The General Data Protection Regulation (GDPR) has been in effect for approximately two years now. However, there are many confusing areas of the regulation. One of those confusion areas lies with the use of passwords and the development of a GDPR-compliant password policy.

In this article, we’ll discuss what GDPR is and how compliance works. We’ll also highlight the importance of aligning your password policy with GDPR.

What Exactly is GDPR

GDPR is a regulation giving guidelines to businesses that collect data from the citizens of the European Union (EU). 

The law applies to an organization that does business with citizens of the EU or that attempts to solicit the business of citizens in the EU. 

There are stipulations on how the data can be collected and used. The regulation also discusses requirements for the protection of the collected data. Citizens of the European Union are also given certain rights when it comes to the disposal of the data that has been collected regarding them and their online activity. 

It is important to be compliant with this law because there are stiff monetary penalties for not complying with the regulations.

Because of this, organizations must show a justifiable reason for collecting the data. They must also have mechanisms in place to protect the data. 

One of the best practices for data privacy is creating a GDPR-compliant password policy.

The Impact of the GDPR

The GDPR applies to any company in the world that wishes to conduct business within the European Union. This spans a wide range of businesses from commerce to higher education. 

The regulation applies to businesses within the EU if the data is going to be stored or used outside of the EU.

It also applies to organizations outside of the EU if the organization offers goods or services to the EU citizens. 

An e-commerce site in the US selling merchandise to citizens of the EU is subject to this law. The GDPR also states that any organization that monitors its online behavior is subject to the regulation. 

The internet put many organizations in the arena of being subject to the GDPR. For example, a teenager in Europe could easily order a gift for a friend in New York and have it delivered to their friend’s house. 

This would make the online company that fulfilled that order subject to the GDPR and its provisions. The company would have been seeking to do business in the European country by creating ads. This includes pricing in various currencies or utilizing other ways to cater to European customers and enticing them to place orders.

Companies that monitor their online behaviors are also subject to GDPR regulation. 

Such companies regularly use tools such as cookies and IP address tracking. These tools track the number of visitors to their website and the search trends of these potential customers.

If visitors from the EU country browse sites that have a parent company in another county, it could put that company on notice to the regulators of the GDPR and possibly make them subject to the provisions of the GDPR.

There are some exceptions to these GDPR compliance rules.

The GDPR does not apply to personal or normal household activity.

So, if you are collecting some data such as emails and addresses for a personal function (such as a wedding or baby shower), you will not be subject to data privacy requirements. Organizations with fewer than 250 employees may also not be subjected to the GDPR.

Never compromise security
for convenience, choose both!

Passwords and GDPR

The GDP does not specifically address the concepts of passwords in the regulation. 

But, this does not mean there are no requirements in the GDPR that pertain to the use of passwords or having a password policy. 

Adhering to GDPR prevents the unlawful access to personal data, the abuse of personal data, and the transfer of personal data.

Passwords are an important part of ensuring that this is possible. 

The GDPR also states the handling of personal data in a manner that ensures security and confidentiality of personal data and data privacy. Passwords and having a password policy are one way that organizations ensure GDPR compliance.

Unfortunately, the GDPR is very vague when it comes to the exact requirements of a compliant password policy. 

It states that ignorance will not be an excuse for failing to protect data. With this in mind, organizations are going to have to interpret the regulations.

This includes the use of industry best practices for data privacy when it comes to creating a GDPR-compliant password policy.

GDPR-Compliant Password Policy

The first thing organizations will need to do is define what a strong password looks like according to their policy. They should put guidelines in place to create a password that is difficult to hack with a brute force attack.  

The passwords should have multiple characters such as letters, numbers, and symbols. There should also be a requirement to use capital and lowercase letters. The policy should also encourage the creators not to write down passwords.

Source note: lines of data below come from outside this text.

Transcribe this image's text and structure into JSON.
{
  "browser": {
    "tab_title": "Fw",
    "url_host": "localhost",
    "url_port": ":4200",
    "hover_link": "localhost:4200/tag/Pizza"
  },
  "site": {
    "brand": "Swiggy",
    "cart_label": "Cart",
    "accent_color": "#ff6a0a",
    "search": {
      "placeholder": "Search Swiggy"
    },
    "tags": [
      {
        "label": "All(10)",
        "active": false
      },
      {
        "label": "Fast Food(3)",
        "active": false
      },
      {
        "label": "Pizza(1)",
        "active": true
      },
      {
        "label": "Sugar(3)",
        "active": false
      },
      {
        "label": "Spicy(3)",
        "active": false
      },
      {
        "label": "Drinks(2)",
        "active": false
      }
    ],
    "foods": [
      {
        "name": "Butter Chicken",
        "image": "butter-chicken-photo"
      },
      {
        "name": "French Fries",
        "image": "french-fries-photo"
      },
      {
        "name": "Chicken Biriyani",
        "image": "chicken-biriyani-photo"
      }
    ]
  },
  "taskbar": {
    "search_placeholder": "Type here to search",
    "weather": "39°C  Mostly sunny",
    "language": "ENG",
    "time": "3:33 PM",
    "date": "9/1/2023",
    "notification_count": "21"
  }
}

Password policies should also discourage the use of personal information. People often use memorable things such as birthdays, the names of children, and pet names for passwords. Astute cyber-criminals can search social medial profiles and obtain this information and use it to hack accounts.

One method to improve the effectiveness of passwords and password policies is the use of multi-factor authentication (MFA). 

MFA requires that a user has a second method to authenticate or confirm their identity when attempting to log in or complete a transaction on an organizational website. 

It combines the use of a password with another credential such as a token sent to a cell phone, a numeric code sent to an email, or biometric verification such as a fingerprint swipe.

Most cybercrime cases involve weak and compromised passwords. Organizations can utilize multi-factor authentication services like those offered by Teamstack to improve an organization’s security.

The Bottomline

This article only provides a glimpse into the intricacies of complying with the provisions of the GDPR. Businesses and organizations concerned with GDPR compliance should consult with professionals in the data privacy and legal fields. This will help ensure they have well thought out and developed policies.